Cependant, essayant de réduire les conséquences de la situation – et la possibilité que la question aboutisse à une petite crise politique entre la Présidence et l’Exécutif, le Premier ministre a déclaré ce soir qu’il avait présenté une demande d' »excuses » aux confédérations patronales. , par l’intermédiaire du président de la CIP, car le gouvernement a approuvé deux mesures dans le domaine du travail sans les avoir préalablement présentées dans un accord social.

António Costa s’exprimait devant des journalistes à l’entrée de la réunion de la Commission politique du PS, à Lisbonne, qui fera un bilan de l’état des négociations du budget de l’État pour 2022 entre le gouvernement, le PCP, le Bloc de gauche, le PEV et le PAN. Interrogé sur la décision des confédérations patronales de suspendre leur participation à la consultation sociale parce que le gouvernement avait avancé des mesures pour réviser les lois du travail sans consultation préalable, le leader socialiste a répondu qu’il avait déjà présenté des excuses.

« Il y a eu le lapsus de ne pas avoir présenté deux mesures pertinentes en termes de concertation sociale. J’ai déjà eu l’occasion de m’excuser. Et quand quelqu’un fait une erreur, ce qu’il doit faire, c’est s’excuser », a déclaré le secrétaire général du PS.

La Confédération des agriculteurs du Portugal (CAP), la Confédération du commerce et des services du Portugal (CCP), la Confédération des entreprises du Portugal (CIP) et la Confédération du tourisme portugais (CTP) ont décidé de suspendre leur participation aux consultations sociales à la suite des amendements à la législation du travail approuvée jeudi en Conseil des ministres.

Dans une déclaration commune, les quatre confédérations patronales accusent le gouvernement de mépris et de « violation flagrante d’un processus efficace de concertation sociale ».

Interrogé sur le sérieux qu’il attribue à la situation de concertation sociale, Marcelo Rebelo de Sousa s’est refusé pour l’instant à commenter : « Je vais écouter les partenaires, ça n’a pas de sens de parler avant de les écouter. ”. « Plus tard, si nécessaire, je parlerai », a-t-il déclaré.

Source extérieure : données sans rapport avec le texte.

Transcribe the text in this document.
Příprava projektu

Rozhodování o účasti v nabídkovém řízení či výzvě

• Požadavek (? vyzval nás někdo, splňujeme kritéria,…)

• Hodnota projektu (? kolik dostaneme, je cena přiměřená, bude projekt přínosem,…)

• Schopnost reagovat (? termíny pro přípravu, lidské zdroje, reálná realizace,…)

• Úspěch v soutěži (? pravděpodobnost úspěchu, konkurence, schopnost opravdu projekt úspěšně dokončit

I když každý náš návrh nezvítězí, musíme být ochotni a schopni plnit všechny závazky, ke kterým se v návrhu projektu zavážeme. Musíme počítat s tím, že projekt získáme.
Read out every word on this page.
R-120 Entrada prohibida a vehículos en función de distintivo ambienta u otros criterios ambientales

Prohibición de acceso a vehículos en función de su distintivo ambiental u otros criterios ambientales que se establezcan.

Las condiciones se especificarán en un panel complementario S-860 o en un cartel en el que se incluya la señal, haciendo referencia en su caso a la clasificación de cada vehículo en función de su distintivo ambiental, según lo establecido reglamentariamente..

Concernant les négociations du Budget de l’Etat pour 2022, le Président de la République a rappelé qu’il travaillait sur un scénario pour rendre viable la proposition du Gouvernement, qui sera votée en général mercredi prochain, arguant que « c’est le meilleur pour le pays ». ”.

Selon lui, « tout ce qui contribue à la certitude est bon », dans la situation mondiale actuelle d’« incertitude et d’insécurité ».

Lorsqu’on lui a demandé s’il ne regrettait pas d’avoir renoncé aux accords écrits qui soutenaient l’actuel gouvernement minoritaire du PS, le chef de l’Etat a évité de répondre à cette question.

« Je continue à comprendre que c’est possible, également dans ce budget – comme cela a été possible pendant quatre ans, il est certain que dans les deux dernières de la législature précédente avec des difficultés accrues, comme cela a été possible dans les deux premières de cette législature – parvenir à un passage du Budget », vient-il de réaffirmer.

Dans son discours lors de la séance commémorative du 250 du Grupo Pinto Basto, le président de la République a estimé que les Portugais sont « très bons pour sauver des problèmes », mais « moins bons pour garantir la prévisibilité et la perspective à long terme ».

Marcelo Rebelo de Sousa a rejeté qu’il s’agissait d’une référence au moment politique actuel, affirmant que « je parlais d’une réalité différente ».